The Gift of a Chance Meeting
The
temperatures in Palmy have certainly fluctuated. As told by a local, the fall
weather should be coming to a close these present months to send the entire
country spinning into winter here below the equator, but that autumn should be
much colder than it has been. In contradiction to this testimony, the climate
has more like lumbered towards winter, an almost grudging transition that
features warm and sunny days, but at sundown when the valley is blanketed by
darkness the air gets a refrigerator chill, buttressed by a wind that flushes
repeatedly across the city. In the evenings, my flat goes bleak and I pull out
the layers of bed clothes and socks, and attempt to stay warm as I read at my
desk beneath a dimming light bulb. On such nights, I crave a crackling hearth
to stay warm.
After
a failed attempt to notarize two statutory of declarations at the Courthouse by
the Square, I decided to duck into the city library and came upon two books
deep in the social science section, which might be interesting – nonfictions
about Jackie Kennedy and the other about being a Bhutto by the niece of Benazir
Bhutto, slain Prime Minister of Pakistan. I don’t know whether I’ll finish
either one, but I like to have non-academic writing around that might serve as
guilty pleasure. Later, I stopped into the Cuba Café on George Street to linger over a latte and some other readings that I had put aside in order to concentrate on more pressing matters. And no, I don’t refer here to blogging. My mind stepped in and out of the reading, though, and found a few, disjointed stray thoughts (mine) materializing into spoken words (also mine) in the Café. In between these not-so-mindful mutterings, a girl’s voice floated into my stream of consciousness from the next table over. She talked about her day to her mother. Though my ears could catch only very stray bits of what she was saying, I discerned that she was giving an account of something in her day that was perhaps troubling to her. I was enamored by the simplicity of her world – the one she experiences as a child – and almost envied the way her world revolved around encumbrances equaling a jug of milk that had toppled over. And, though the issues involved might have been gargantuan in her eyes, in fact they were not. I liked knowing this truth about her reality, a secret all adults know about a child’s life but don’t share with the child. Understanding the scale of her worries also minimizes the circumference of the scale of pressures affecting me.

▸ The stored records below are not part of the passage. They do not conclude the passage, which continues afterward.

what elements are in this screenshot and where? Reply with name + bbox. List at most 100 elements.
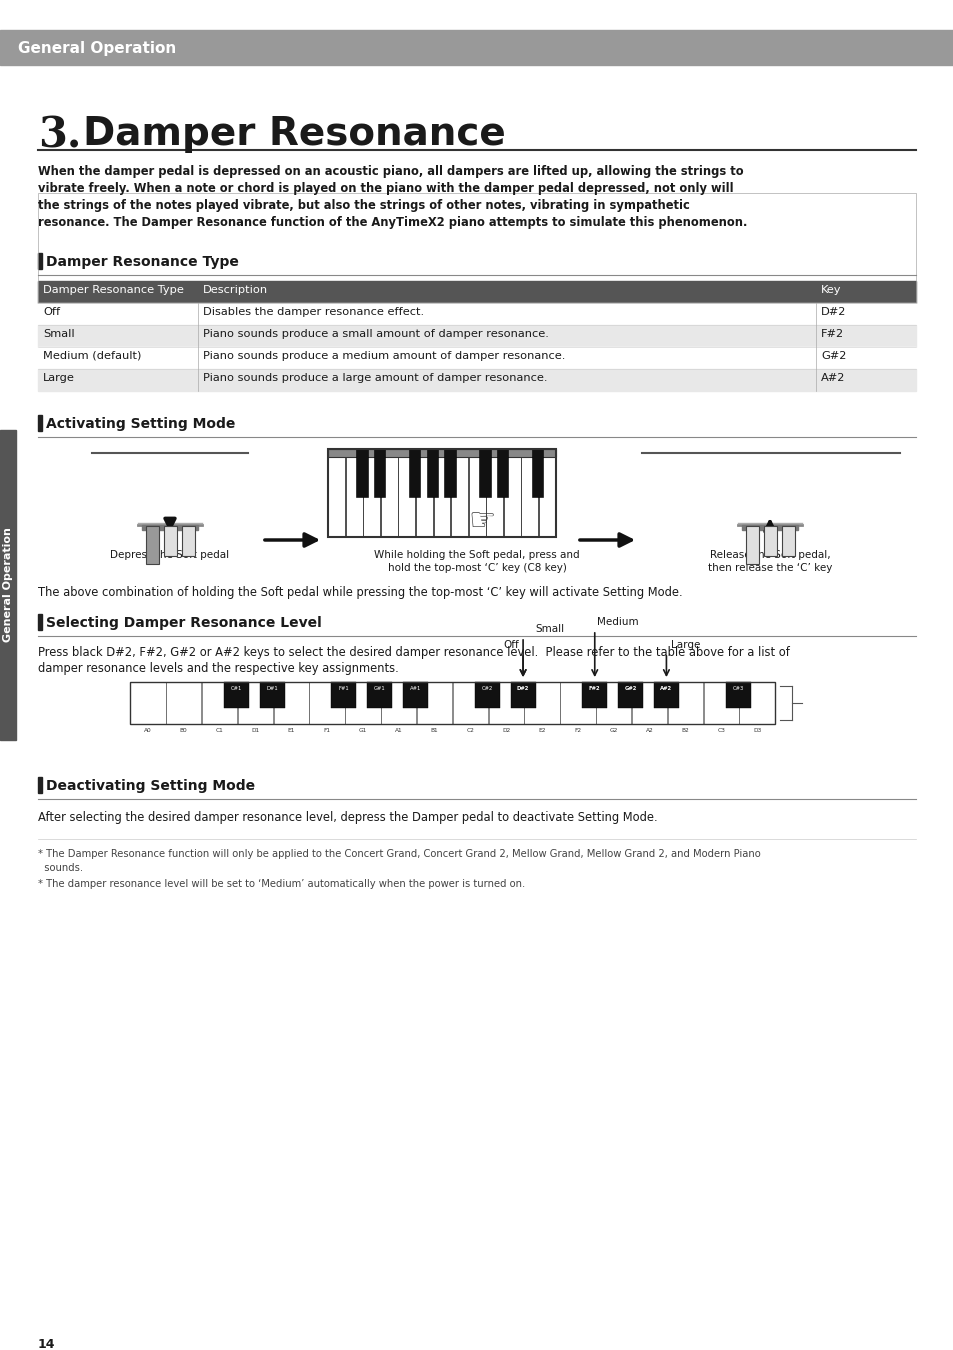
Bar — [631, 682, 666, 724]
Text: C2: C2 — [466, 728, 474, 733]
Text: Small: Small — [43, 329, 74, 339]
Text: D1: D1 — [251, 728, 259, 733]
Text: E1: E1 — [287, 728, 294, 733]
Bar — [182, 526, 194, 556]
Text: Off: Off — [502, 640, 518, 649]
Bar — [380, 452, 397, 537]
Text: A2: A2 — [645, 728, 653, 733]
Bar — [0, 30, 953, 65]
Bar — [581, 682, 607, 707]
Bar — [38, 369, 915, 391]
Text: * The Damper Resonance function will only be applied to the Concert Grand, Conce: * The Damper Resonance function will onl… — [38, 849, 760, 859]
Bar — [524, 682, 559, 724]
Text: Damper Resonance: Damper Resonance — [83, 115, 505, 153]
Text: B2: B2 — [680, 728, 689, 733]
Text: Deactivating Setting Mode: Deactivating Setting Mode — [46, 779, 254, 792]
Text: Disables the damper resonance effect.: Disables the damper resonance effect. — [203, 306, 424, 317]
Text: General Operation: General Operation — [3, 528, 13, 643]
Text: Activating Setting Mode: Activating Setting Mode — [46, 417, 235, 431]
Text: While holding the Soft pedal, press and: While holding the Soft pedal, press and — [374, 549, 579, 560]
Bar — [164, 526, 177, 556]
Text: Medium: Medium — [597, 617, 638, 626]
Bar — [497, 450, 508, 497]
Text: D2: D2 — [501, 728, 510, 733]
Bar — [478, 450, 490, 497]
Text: E2: E2 — [537, 728, 545, 733]
Bar — [38, 281, 915, 302]
Bar — [741, 525, 797, 531]
Text: D#2: D#2 — [517, 686, 529, 691]
Bar — [274, 682, 309, 724]
Text: resonance. The Damper Resonance function of the AnyTimeX2 piano attempts to simu: resonance. The Damper Resonance function… — [38, 216, 746, 230]
Text: Off: Off — [43, 306, 60, 317]
Text: When the damper pedal is depressed on an acoustic piano, all dampers are lifted : When the damper pedal is depressed on an… — [38, 165, 742, 178]
Text: After selecting the desired damper resonance level, depress the Damper pedal to : After selecting the desired damper reson… — [38, 811, 657, 824]
Text: Damper Resonance Type: Damper Resonance Type — [43, 285, 184, 296]
Text: sounds.: sounds. — [38, 863, 83, 873]
Bar — [130, 682, 774, 724]
Bar — [531, 450, 542, 497]
Bar — [38, 252, 42, 269]
Bar — [739, 682, 774, 724]
Bar — [781, 526, 794, 556]
Bar — [416, 682, 452, 724]
Text: Medium (default): Medium (default) — [43, 351, 141, 360]
Bar — [328, 450, 556, 458]
Bar — [202, 682, 237, 724]
Bar — [444, 450, 455, 497]
Text: F1: F1 — [323, 728, 331, 733]
Text: A#1: A#1 — [410, 686, 421, 691]
Text: General Operation: General Operation — [18, 40, 176, 55]
Text: G#2: G#2 — [624, 686, 636, 691]
Text: G#2: G#2 — [821, 351, 845, 360]
Text: F#2: F#2 — [821, 329, 843, 339]
Bar — [398, 452, 415, 537]
Text: G#1: G#1 — [374, 686, 385, 691]
Bar — [653, 682, 679, 707]
Text: B0: B0 — [180, 728, 188, 733]
Bar — [38, 325, 915, 347]
Bar — [725, 682, 750, 707]
Text: F#1: F#1 — [338, 686, 349, 691]
Bar — [402, 682, 428, 707]
Bar — [166, 682, 201, 724]
Bar — [356, 450, 368, 497]
Text: Release the Soft pedal,: Release the Soft pedal, — [709, 549, 829, 560]
Bar — [38, 778, 42, 792]
Text: 3.: 3. — [38, 115, 81, 157]
Text: B1: B1 — [431, 728, 438, 733]
Text: damper resonance levels and the respective key assignments.: damper resonance levels and the respecti… — [38, 662, 398, 675]
Bar — [38, 302, 915, 325]
Bar — [468, 452, 485, 537]
Bar — [363, 452, 380, 537]
Bar — [559, 682, 595, 724]
Bar — [475, 682, 499, 707]
Bar — [328, 450, 556, 537]
Bar — [703, 682, 738, 724]
Bar — [667, 682, 702, 724]
Text: Press black D#2, F#2, G#2 or A#2 keys to select the desired damper resonance lev: Press black D#2, F#2, G#2 or A#2 keys to… — [38, 647, 789, 659]
Bar — [328, 452, 345, 537]
Text: Selecting Damper Resonance Level: Selecting Damper Resonance Level — [46, 616, 321, 630]
Bar — [346, 452, 362, 537]
Bar — [331, 682, 356, 707]
Bar — [237, 682, 273, 724]
Text: A1: A1 — [395, 728, 402, 733]
Text: D#2: D#2 — [821, 306, 845, 317]
Text: 14: 14 — [38, 1338, 55, 1350]
Text: C3: C3 — [717, 728, 724, 733]
Text: F#2: F#2 — [588, 686, 600, 691]
Bar — [520, 452, 537, 537]
Text: C1: C1 — [215, 728, 223, 733]
Bar — [745, 526, 759, 564]
Bar — [409, 450, 420, 497]
Text: C#2: C#2 — [481, 686, 493, 691]
Text: Large: Large — [43, 373, 74, 383]
Bar — [131, 682, 166, 724]
Bar — [38, 414, 42, 431]
Bar — [38, 614, 42, 630]
Text: Key: Key — [821, 285, 841, 296]
Bar — [451, 452, 468, 537]
Text: * The damper resonance level will be set to ‘Medium’ automatically when the powe: * The damper resonance level will be set… — [38, 879, 525, 890]
Text: G1: G1 — [358, 728, 367, 733]
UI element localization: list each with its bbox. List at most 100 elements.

At that precise moment, her world became mine; all my worries disappeared and I was simply sitting at a coffee table taking notes on readings, sipping a latte, and enjoying the amicability of the cafe atmosphere.
This
distant interaction between two strangers reminded me of the mindfulness skills
my learning group discussed at the Stress Less workshop earlier on Friday afternoon, reinforcing the idea that the simplicity on which all relationships should be built could eliminate the
complexities that people create in their minds, project into their spheres of
influence that entangle people who may not want to be tethered in them. However,
for whatever reasons, as children become adults, complications become more
frequent and ever increasingly bigger, and has the unfortunate effect of creating big children who are 30, 40, 50, and 60 years old.
She,
the affecting girl in the café, reminds that complications are the result of
our own machinations and untangling them before they’re projected into unmanageable monsters can eliminate
unnecessary problems within and around our spheres of influence. This girl was my food for
thought for the week and was the reason for today’s blog.